Не ученик, а гениальный первооткрыватель. Надо же: действительно сунуть палец в пасть умертвия. В анекдоте расскажешь, и то не поверят.
Я осмотрелась вокруг, ища поверхность, куда приткнуть кружку. Диван, кровать, кресло, на стене ночник висел, цепляясь незнамо за что. Какой-то вытертый половик притащили, любители домашнего уюта демоновы. Столько мебели, чтобы мягко заземлить зад, а кружку поставишь только на подоконник. Они боялись, что придется спать и сидеть на полу, что ли? Хорошо, что ставню не поленились снять.

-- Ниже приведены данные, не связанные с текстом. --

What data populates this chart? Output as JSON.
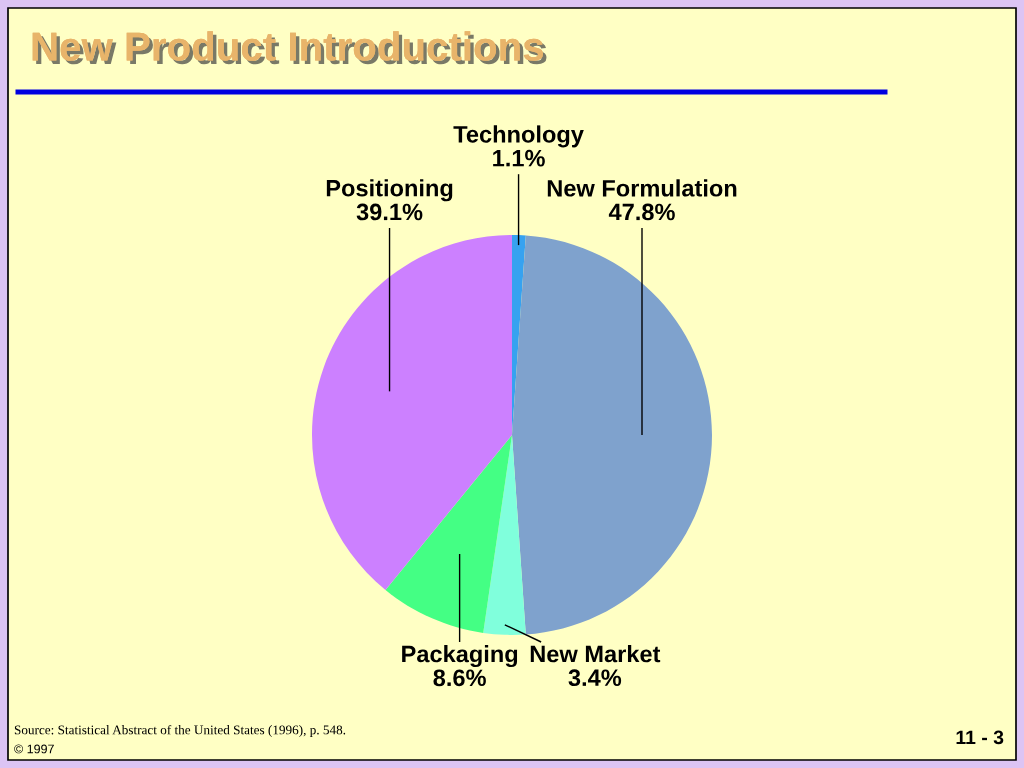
{
  "chart_data": {
    "type": "pie",
    "title": "New Product Introductions",
    "categories": [
      "Technology",
      "New Formulation",
      "New Market",
      "Packaging",
      "Positioning"
    ],
    "values": [
      1.1,
      47.8,
      3.4,
      8.6,
      39.1
    ],
    "colors": [
      "#36a2f0",
      "#7fa2cd",
      "#80ffdc",
      "#44ff84",
      "#cc80ff"
    ],
    "value_labels": [
      "1.1%",
      "47.8%",
      "3.4%",
      "8.6%",
      "39.1%"
    ],
    "annotations": [
      "Source: Statistical Abstract of the United States (1996), p. 548.",
      "© 1997",
      "11 - 3"
    ]
  }
}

— Нильс, ты как? — заботливо спросила я.
— На пороге смерти, — тихим печальным голосом оповестил он. — Вот… Перед глазами жизнь проходит. Пока остановился на детских годах, скоро начну вспоминать отрочество. Там-то было повеселее, есть что вспомнить.
— Ладно, не умирай, школяр. Верховный лично доварил тебе зелье.

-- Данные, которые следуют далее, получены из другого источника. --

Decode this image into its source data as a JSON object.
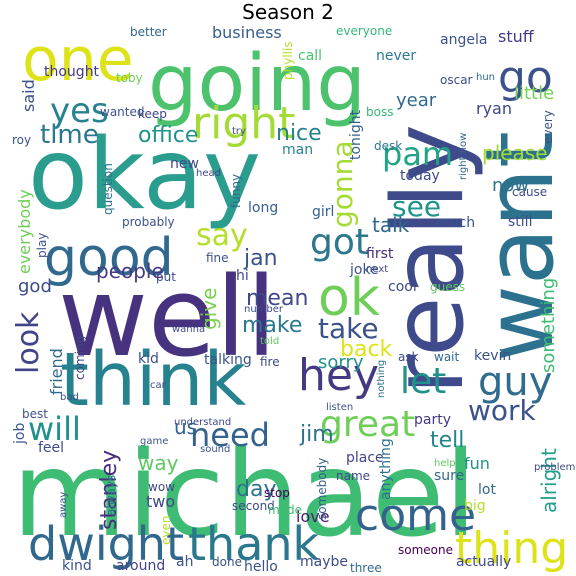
{
  "title": "Season 2",
  "words": [
    {
      "t": "michael",
      "c": "#3fbc73"
    },
    {
      "t": "well",
      "c": "#46327e"
    },
    {
      "t": "okay",
      "c": "#2a9d8f"
    },
    {
      "t": "really",
      "c": "#3e4a89"
    },
    {
      "t": "want",
      "c": "#2c728e"
    },
    {
      "t": "going",
      "c": "#4cc26c"
    },
    {
      "t": "think",
      "c": "#26828e"
    },
    {
      "t": "one",
      "c": "#dde318"
    },
    {
      "t": "right",
      "c": "#a5db36"
    },
    {
      "t": "good",
      "c": "#31688e"
    },
    {
      "t": "hey",
      "c": "#443983"
    },
    {
      "t": "ok",
      "c": "#6ece58"
    },
    {
      "t": "go",
      "c": "#3b528b"
    },
    {
      "t": "guy",
      "c": "#2f6c8e"
    },
    {
      "t": "dwight",
      "c": "#31688e"
    },
    {
      "t": "thank",
      "c": "#2a788e"
    },
    {
      "t": "come",
      "c": "#33638d"
    },
    {
      "t": "thing",
      "c": "#dde318"
    },
    {
      "t": "great",
      "c": "#6ece58"
    },
    {
      "t": "let",
      "c": "#21918c"
    },
    {
      "t": "yes",
      "c": "#26828e"
    },
    {
      "t": "time",
      "c": "#2a788e"
    },
    {
      "t": "pam",
      "c": "#20a386"
    },
    {
      "t": "got",
      "c": "#2a788e"
    },
    {
      "t": "need",
      "c": "#33638d"
    },
    {
      "t": "work",
      "c": "#3b528b"
    },
    {
      "t": "look",
      "c": "#414487"
    },
    {
      "t": "will",
      "c": "#21918c"
    },
    {
      "t": "take",
      "c": "#3b528b"
    },
    {
      "t": "gonna",
      "c": "#a5db36"
    },
    {
      "t": "say",
      "c": "#b5de2b"
    },
    {
      "t": "see",
      "c": "#1f948c"
    },
    {
      "t": "please",
      "c": "#a5db36"
    },
    {
      "t": "office",
      "c": "#21918c"
    },
    {
      "t": "nice",
      "c": "#26828e"
    },
    {
      "t": "back",
      "c": "#dde318"
    },
    {
      "t": "make",
      "c": "#2a788e"
    },
    {
      "t": "mean",
      "c": "#3e4a89"
    },
    {
      "t": "people",
      "c": "#443983"
    },
    {
      "t": "jan",
      "c": "#3b528b"
    },
    {
      "t": "tell",
      "c": "#25848e"
    },
    {
      "t": "jim",
      "c": "#2c728e"
    },
    {
      "t": "day",
      "c": "#2c728e"
    },
    {
      "t": "way",
      "c": "#5ec962"
    },
    {
      "t": "us",
      "c": "#33638d"
    },
    {
      "t": "stanley",
      "c": "#472d7b"
    },
    {
      "t": "year",
      "c": "#31688e"
    },
    {
      "t": "little",
      "c": "#75d054"
    },
    {
      "t": "now",
      "c": "#2c728e"
    },
    {
      "t": "talk",
      "c": "#31688e"
    },
    {
      "t": "give",
      "c": "#7ad151"
    },
    {
      "t": "sorry",
      "c": "#21918c"
    },
    {
      "t": "something",
      "c": "#3fbc73"
    },
    {
      "t": "alright",
      "c": "#1fa088"
    },
    {
      "t": "love",
      "c": "#481f70"
    },
    {
      "t": "said",
      "c": "#3b528b"
    },
    {
      "t": "thought",
      "c": "#443983"
    },
    {
      "t": "business",
      "c": "#355f8d"
    },
    {
      "t": "everybody",
      "c": "#6ece58"
    },
    {
      "t": "friend",
      "c": "#2f6c8e"
    },
    {
      "t": "god",
      "c": "#3e4a89"
    },
    {
      "t": "fun",
      "c": "#21918c"
    },
    {
      "t": "two",
      "c": "#3e4a89"
    },
    {
      "t": "stuff",
      "c": "#443983"
    },
    {
      "t": "angela",
      "c": "#3b528b"
    },
    {
      "t": "ryan",
      "c": "#404688"
    },
    {
      "t": "never",
      "c": "#2a788e"
    },
    {
      "t": "call",
      "c": "#4ac16d"
    },
    {
      "t": "better",
      "c": "#31688e"
    },
    {
      "t": "keep",
      "c": "#414487"
    },
    {
      "t": "wanted",
      "c": "#3b528b"
    },
    {
      "t": "toby",
      "c": "#6ece58"
    },
    {
      "t": "roy",
      "c": "#3b528b"
    },
    {
      "t": "man",
      "c": "#25848e"
    },
    {
      "t": "tonight",
      "c": "#355f8d"
    },
    {
      "t": "new",
      "c": "#3e4a89"
    },
    {
      "t": "today",
      "c": "#3e4a89"
    },
    {
      "t": "desk",
      "c": "#2a788e"
    },
    {
      "t": "question",
      "c": "#2c728e"
    },
    {
      "t": "long",
      "c": "#355f8d"
    },
    {
      "t": "girl",
      "c": "#33638d"
    },
    {
      "t": "probably",
      "c": "#3b528b"
    },
    {
      "t": "much",
      "c": "#3b528b"
    },
    {
      "t": "still",
      "c": "#3e4a89"
    },
    {
      "t": "first",
      "c": "#472d7b"
    },
    {
      "t": "hi",
      "c": "#404688"
    },
    {
      "t": "joke",
      "c": "#3b528b"
    },
    {
      "t": "cool",
      "c": "#3e4a89"
    },
    {
      "t": "guess",
      "c": "#5ec962"
    },
    {
      "t": "kid",
      "c": "#3b528b"
    },
    {
      "t": "talking",
      "c": "#3b528b"
    },
    {
      "t": "fire",
      "c": "#3e4a89"
    },
    {
      "t": "ask",
      "c": "#3e4a89"
    },
    {
      "t": "wait",
      "c": "#31688e"
    },
    {
      "t": "kevin",
      "c": "#3b528b"
    },
    {
      "t": "party",
      "c": "#443983"
    },
    {
      "t": "place",
      "c": "#414487"
    },
    {
      "t": "sure",
      "c": "#31688e"
    },
    {
      "t": "lot",
      "c": "#31688e"
    },
    {
      "t": "second",
      "c": "#3e4a89"
    },
    {
      "t": "stop",
      "c": "#440154"
    },
    {
      "t": "name",
      "c": "#404688"
    },
    {
      "t": "made",
      "c": "#3fbc73"
    },
    {
      "t": "somebody",
      "c": "#355f8d"
    },
    {
      "t": "anything",
      "c": "#2c728e"
    },
    {
      "t": "big",
      "c": "#b5de2b"
    },
    {
      "t": "actually",
      "c": "#3e4a89"
    },
    {
      "t": "maybe",
      "c": "#3e4a89"
    },
    {
      "t": "done",
      "c": "#3b528b"
    },
    {
      "t": "hello",
      "c": "#3b528b"
    },
    {
      "t": "around",
      "c": "#414487"
    },
    {
      "t": "kind",
      "c": "#3b528b"
    },
    {
      "t": "three",
      "c": "#31688e"
    },
    {
      "t": "someone",
      "c": "#440154"
    },
    {
      "t": "ah",
      "c": "#3b528b"
    },
    {
      "t": "even",
      "c": "#b5de2b"
    },
    {
      "t": "always",
      "c": "#2c728e"
    },
    {
      "t": "wow",
      "c": "#3e4a89"
    },
    {
      "t": "job",
      "c": "#3b528b"
    },
    {
      "t": "best",
      "c": "#3b528b"
    },
    {
      "t": "feel",
      "c": "#3e4a89"
    },
    {
      "t": "coming",
      "c": "#404688"
    },
    {
      "t": "play",
      "c": "#3b528b"
    },
    {
      "t": "put",
      "c": "#3e4a89"
    },
    {
      "t": "fine",
      "c": "#3b528b"
    },
    {
      "t": "everyone",
      "c": "#35b779"
    },
    {
      "t": "phyllis",
      "c": "#b5de2b"
    },
    {
      "t": "oscar",
      "c": "#3e4a89"
    },
    {
      "t": "boss",
      "c": "#35b779"
    },
    {
      "t": "hun",
      "c": "#31688e"
    },
    {
      "t": "every",
      "c": "#3b528b"
    },
    {
      "t": "cause",
      "c": "#3e4a89"
    },
    {
      "t": "right now",
      "c": "#31688e"
    },
    {
      "t": "try",
      "c": "#3e4a89"
    },
    {
      "t": "funny",
      "c": "#31688e"
    },
    {
      "t": "head",
      "c": "#3e4a89"
    },
    {
      "t": "next",
      "c": "#3e4a89"
    },
    {
      "t": "number",
      "c": "#3e4a89"
    },
    {
      "t": "told",
      "c": "#5ec962"
    },
    {
      "t": "wanna",
      "c": "#3e4a89"
    },
    {
      "t": "car",
      "c": "#3e4a89"
    },
    {
      "t": "nothing",
      "c": "#2c728e"
    },
    {
      "t": "listen",
      "c": "#3b528b"
    },
    {
      "t": "understand",
      "c": "#3e4a89"
    },
    {
      "t": "game",
      "c": "#3b528b"
    },
    {
      "t": "sound",
      "c": "#3b528b"
    },
    {
      "t": "help",
      "c": "#5ec962"
    },
    {
      "t": "problem",
      "c": "#3e4a89"
    },
    {
      "t": "bad",
      "c": "#3b528b"
    },
    {
      "t": "away",
      "c": "#3b528b"
    }
  ]
}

Нильс мгновенно ожил, но насторожился:
— У него получилось?
Я вспомнила накромсанные травы, торчащие из котелка частоколом, и неопределенно махнула рукой, дескать, пей и не задавай идиотских вопросов. Хуже вряд ли станет.
Он забрал кружку, с подозрением принюхался и жалобно спросил:
— Ну с богом, да?
— Я не была бы такой амбициозной.
Школяр прихлебнул дымящееся зелье, напрочь сжег язык и промычал:
— А чего не постудили? Подуть, что ли, было сложно?

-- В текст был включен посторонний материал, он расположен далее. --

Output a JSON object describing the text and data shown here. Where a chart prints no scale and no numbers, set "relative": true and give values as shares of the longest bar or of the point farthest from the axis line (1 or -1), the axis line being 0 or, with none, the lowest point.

— Зарываешься, — вкрадчиво предупредила я, что готова терпеть его страдашки по большому празднику первого укуса, но только в лимитированном объеме.
— Извините, — съежился он и осторожно, вытянув губы трубочкой, принялся прихлебывать зелье. — А здоровья не пожелаете?
— Лучше удачи.
Школяр подавился и замер с надутыми щеками, словно старался удержать затычку, сдерживающую безудержный кашель. В этот момент я решила, что слишком слаба нервной системой, чтобы лично следить за исцелением Нильса Баека и подносить ему лекарства. Одно то, что снадобье он все-таки получил, это верх гуманизма по Агате Истван.
Когда мы с ведьмаком, переругиваясь, переливали остатки зелья в высокий флакон с узким горлышком, Нильс начал спускаться со второго этажа. На шее длинным белым шарфом болталась размотанная с укушенная пальца перевязь. Глаза казались совершенно шальными.
На последней ступеньке пострадавший схватился за столбик, улегся на перила и протянул с широченной улыбкой:
— Привет, чародеям.
Фентон, там того не замечая, начал переливать зелье мимо бумажной воронки, воткнутой в узкое горлышко флакона. Не сводя взгляда с очень странного Нильса, я заставила ведьмака поднять край котелка и не тратить уникальное снадобье, которое, вполне вероятно, еще ни раз пригодится. Особенно, если учитывать любовь школяра к практическим экспериментам.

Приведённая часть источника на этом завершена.